There is no plan for Greece to leave the euro, or none that I can discover. No European leader dares suggest that this might be possible, since that would be to profane the religion of Ever Closer Union. Instead, we are all meant to be conniving in a plan to create a fiscal union which (if it were to mean anything) would mean undermining the fundamentals of western democracy. This forward-marching concept of history — the idea of inexorable political and economic progress — is really a modern one.

In ancient times, it was common to speak of lost golden ages or forgotten republican virtues or prelapsarian idylls. It is only in the past few hundred years that people have switched to the “Whig” interpretation and on the face of it one can forgive them for their optimism. We have seen the emancipation of women, the extension of the franchise to all adult human beings, the acceptance that there should be no taxation without representation and the general understanding that people should be democratically entitled to determine their own fates. And now look at what is being proposed in Greece.

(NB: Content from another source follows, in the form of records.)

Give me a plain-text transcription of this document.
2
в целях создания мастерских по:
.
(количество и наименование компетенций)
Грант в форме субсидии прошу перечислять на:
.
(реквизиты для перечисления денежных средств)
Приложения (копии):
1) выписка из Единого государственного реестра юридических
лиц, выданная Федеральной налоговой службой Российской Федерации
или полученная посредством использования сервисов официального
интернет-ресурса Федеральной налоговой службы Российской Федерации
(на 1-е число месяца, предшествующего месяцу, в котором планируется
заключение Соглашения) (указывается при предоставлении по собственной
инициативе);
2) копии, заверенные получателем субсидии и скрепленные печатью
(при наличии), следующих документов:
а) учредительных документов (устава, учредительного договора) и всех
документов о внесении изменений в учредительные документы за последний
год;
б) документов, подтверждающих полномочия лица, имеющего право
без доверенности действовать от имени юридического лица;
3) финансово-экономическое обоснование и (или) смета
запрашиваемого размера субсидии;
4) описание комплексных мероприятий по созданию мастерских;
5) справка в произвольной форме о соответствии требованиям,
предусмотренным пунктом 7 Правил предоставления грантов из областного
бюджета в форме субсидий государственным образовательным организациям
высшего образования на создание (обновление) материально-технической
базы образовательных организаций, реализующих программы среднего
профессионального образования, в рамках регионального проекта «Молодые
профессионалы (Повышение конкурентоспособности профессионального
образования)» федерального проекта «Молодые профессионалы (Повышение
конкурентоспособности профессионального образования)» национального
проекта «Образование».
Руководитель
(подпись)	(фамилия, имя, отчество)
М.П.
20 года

For the sake of bubble-gumming the euro together, we are willing to slaughter democracy in the very place where it was born. What is the point of a Greek elector voting for an economic programme, if that programme is decided in Brussels or — in reality — in Germany?

What is the meaning of Greek freedom if Greece is returned to a kind of Ottoman dependency, but with the Sublime Porte now based in Berlin? It won’t work. If things go on as they are, we will see more misery, more resentment and an ever greater chance that the whole kebab van will go up in flames. Greece will one day be free again — in the sense that I still think it marginally more likely than not that whoever takes charge in Athens will eventually find a way to restore competitiveness through devaluation and leaving the euro — for this simple reason: That market confidence in Greek membership is like a burst paper bag of rice, hard to restore.

Without a resolution, without clarity, I am afraid the suffering will go on. The best way forward would be an orderly bisection into an old eurozone and a new eurozone for the periphery. With every month of dither, we delay the prospect of a global recovery; while the approved solution — fiscal and political union — will consign the continent to democratic dark ages.